Rechtspraak
Rechtbank Zeeland-West-Brabant (Locatie Breda), 29 maart 2023
ECLI:NL:RBZWB:2023:2229
Feiten
Werknemer is op 4 juli 2015 in dienst getreden bij werkgeefster in de functie van beveiliger A en heeft een onbepaaldetijdscontract. Werkgeefster is een payrollbedrijf en leent werknemer uit aan X. Op de arbeidsovereenkomst tussen partijen is de cao particuliere beveiliging van toepassing, waarin onder meer is opgenomen dat werkgeefster in een voor werknemer positieve zin van de cao-arbeidsvoorwaarden mag afwijken en dat werknemer zijn parkeerkosten kan declareren. In de payrollovereenkomst d.d. 30 december 2019 is onder meer opgenomen dat de nettoparkeervergoeding 100% bedraagt. Op 30 maart heeft werkgeefster werknemer op staande voet ontslagen. Nadat werknemer aangaf het ontslag te willen aanvechten, zijn partijen op 14 mei 2020 echter overeengekomen dat werkgeefster het ontslag op staande voet zou intrekken op basis van de volgende voorwaarden: (i) werknemer zal op dezelfde wijze worden behandeld als voor het ontslag, (ii) qua indeling van de werkzaamheden moet worden aangesloten bij hoe het in de twaalf maanden voorafgaand aan mei 2020 was en (iii) werknemer zal structureel te werk worden gesteld op dezelfde locaties waar hij in de anderhalf jaar voorafgaand aan 13 mei 2020 structureel werkzaam is geweest. Werknemer vordert veroordeling van werkgeefster tot betaling van € 4.210,83 aan achterstallige vergoeding van parkeerkosten tot juni 2022 en vergoeding van parkeerkosten na juni 2022 totdat de arbeidsovereenkomst rechtsgeldig zal zijn geëindigd alsmede naleving van de op 14 mei 2020 gemaakte afspraken.
Oordeel
De kantonrechter oordeelt als volgt. Hoewel in de toepasselijke cao een strikter criterium is opgenomen ten aanzien van de parkeerkostenvergoeding, staat daarin tevens dat in een voor werknemer positieve zin van de cao mag worden afgeweken en is in de payrollovereenkomst d.d. 30 december 2019 opgenomen dat werknemer een nettoparkeervergoeding van 100% toekomt. De payrollovereenkomst dient vervolgens aan de hand van de Haviltex-norm te worden uitgelegd. Op basis van een zuiver taalkundige uitleg heeft werknemer recht op een nettoparkeervergoeding van 100%. Volgens werkgeefster dient de betreffende bepaling in de gegeven omstandigheden echter zo te worden begrepen dat de 100% ziet op de in de cao genoemde wijze van vergoeding en niet op een volledige vergoeding van de parkeerkosten.
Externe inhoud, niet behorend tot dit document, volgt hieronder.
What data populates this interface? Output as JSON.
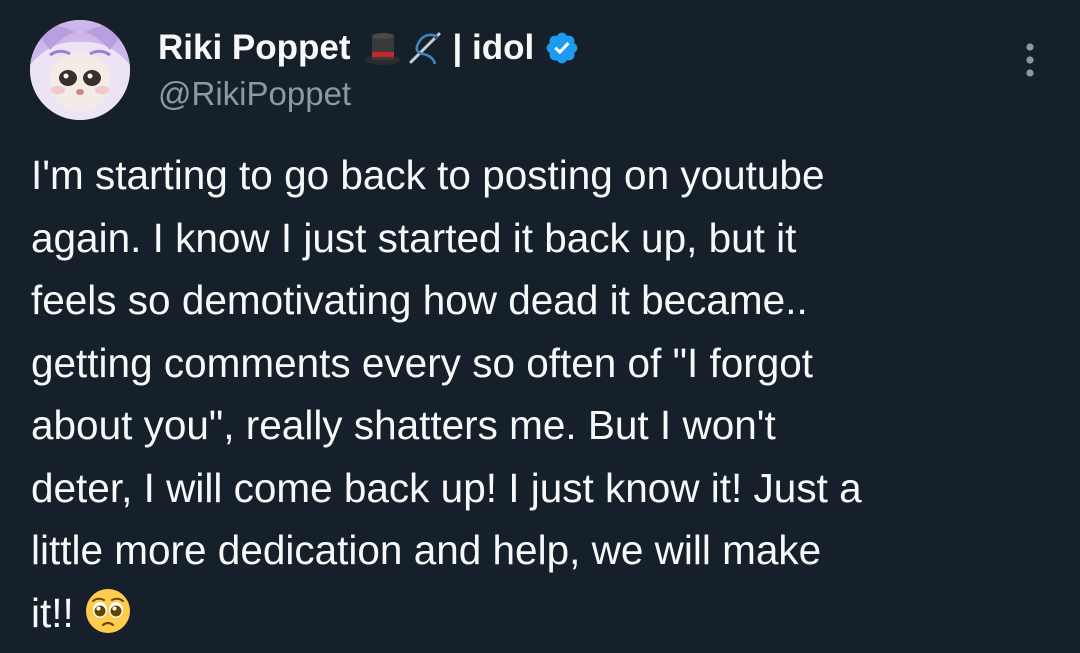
{
  "author": {
    "display_name": "Riki Poppet",
    "name_emojis": [
      "top-hat-icon",
      "needle-thread-icon"
    ],
    "name_suffix": "| idol",
    "handle": "@RikiPoppet",
    "verified": true,
    "verified_color": "#1d9bf0"
  },
  "tweet": {
    "lines": [
      "I'm starting to go back to posting on youtube",
      "again. I know I just started it back up, but it",
      "feels so demotivating how dead it became..",
      "getting comments every so often of \"I forgot",
      "about you\", really shatters me. But I won't",
      "deter, I will come back up! I just know it! Just a",
      "little more dedication and help, we will make",
      "it!!"
    ],
    "trailing_emoji": "pleading-face-icon"
  },
  "menu": {
    "icon": "more-vertical-icon"
  },
  "colors": {
    "background": "#15202b",
    "text_primary": "#f7f9f9",
    "text_secondary": "#8b98a5"
  }
}
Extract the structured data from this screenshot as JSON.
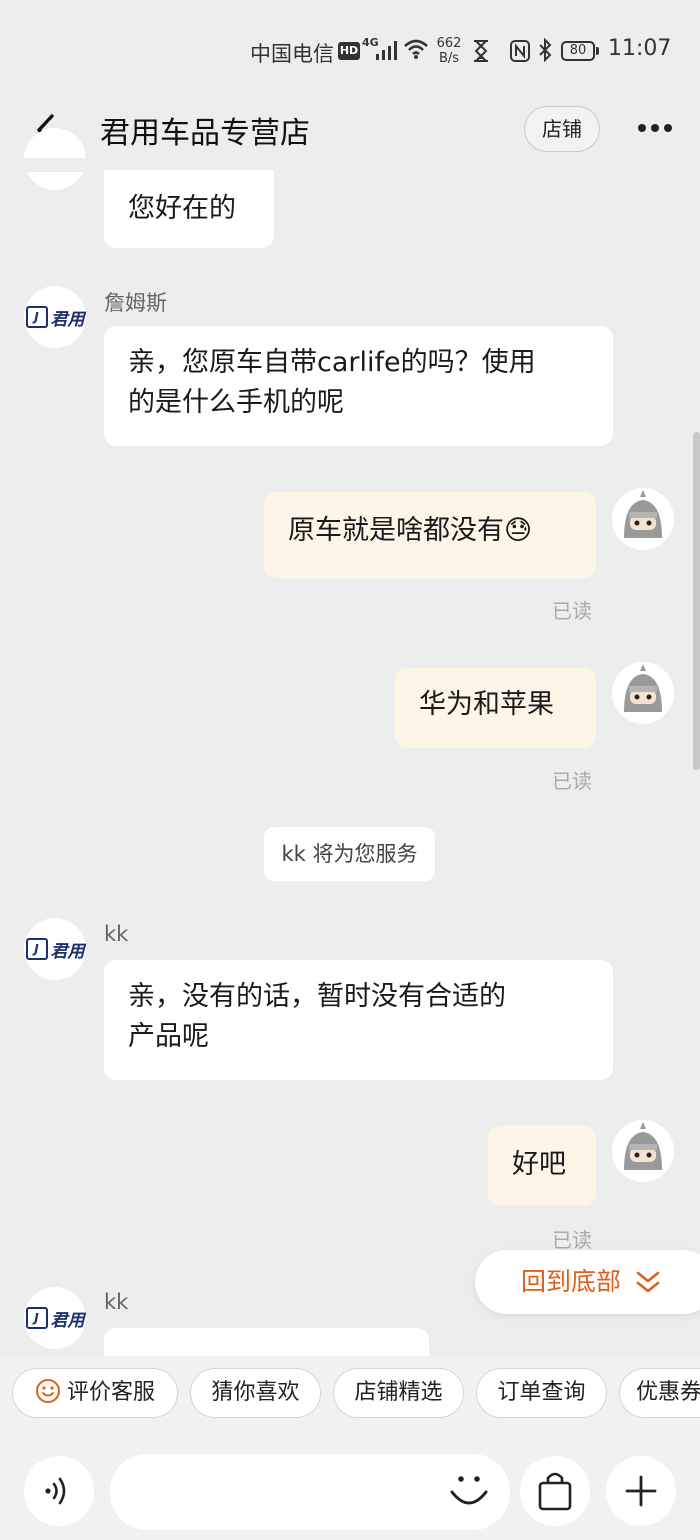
{
  "status_bar": {
    "carrier": "中国电信",
    "hd": "HD",
    "network": "4G",
    "speed_value": "662",
    "speed_unit": "B/s",
    "battery": "80",
    "time": "11:07"
  },
  "header": {
    "title": "君用车品专营店",
    "shop_button": "店铺"
  },
  "shop_logo": {
    "mark": "J",
    "text": "君用"
  },
  "messages": {
    "m1": {
      "text": "您好在的"
    },
    "m2": {
      "sender": "詹姆斯",
      "line1": "亲，您原车自带carlife的吗？使用",
      "line2": "的是什么手机的呢"
    },
    "m3": {
      "text": "原车就是啥都没有",
      "emoji": "😓",
      "status": "已读"
    },
    "m4": {
      "text": "华为和苹果",
      "status": "已读"
    },
    "system": {
      "text": "kk 将为您服务"
    },
    "m5": {
      "sender": "kk",
      "line1": "亲，没有的话，暂时没有合适的",
      "line2": "产品呢"
    },
    "m6": {
      "text": "好吧",
      "status": "已读"
    },
    "m7": {
      "sender": "kk"
    }
  },
  "back_to_bottom": {
    "label": "回到底部"
  },
  "quick_actions": [
    "评价客服",
    "猜你喜欢",
    "店铺精选",
    "订单查询",
    "优惠券"
  ],
  "input": {
    "placeholder": ""
  },
  "colors": {
    "accent": "#e0601b",
    "user_bubble": "#fdf6e6",
    "background": "#ededed"
  }
}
Werkgeefster wijst er daarbij op dat een zuiver taalkundige uitleg misbruik in de hand werkt, omdat werknemer dan altijd de duurste parkeeroptie zou kunnen kiezen, ook als er goedkopere alternatieven voor handen zijn. De kantonrechter is van oordeel dat de tussen partijen gemaakte afspraak niet anders uitgelegd kan worden dat dat werknemer recht heeft op een nettoparkeervergoeding van 100%. Daar komt bij dat onduidelijkheden conform de contra-proferentumregel voor rekening van werkgeefster dienen te komen. Het risico op misbruik leidt tot slot niet tot een ander oordeel en van misbruik is bovendien ook niet gebleken. Derhalve wordt de vordering tot betaling van de volledige parkeerkosten toegewezen. Met betrekking tot de vordering tot naleving van de op 14 mei 2020 gemaakte afspraken overweegt de kantonrechter als volgt. Hoewel werknemer, gelet op de gezagsverhouding tussen partijen, in beginsel niet kan bepalen waar hij zijn werkzaamheden moet uitvoeren, hebben partijen in dit geval expliciete afspraken gemaakt. Nu niet in geschil is dat deze afspraken zijn gemaakt en nog van kracht zijn, gelden deze afspraken als uitgangspunt van hetgeen tussen partijen geldt en heeft werknemer in beginsel recht op en belang bij nakoming van deze afspraken. Ook deze vordering wordt daarom toegewezen.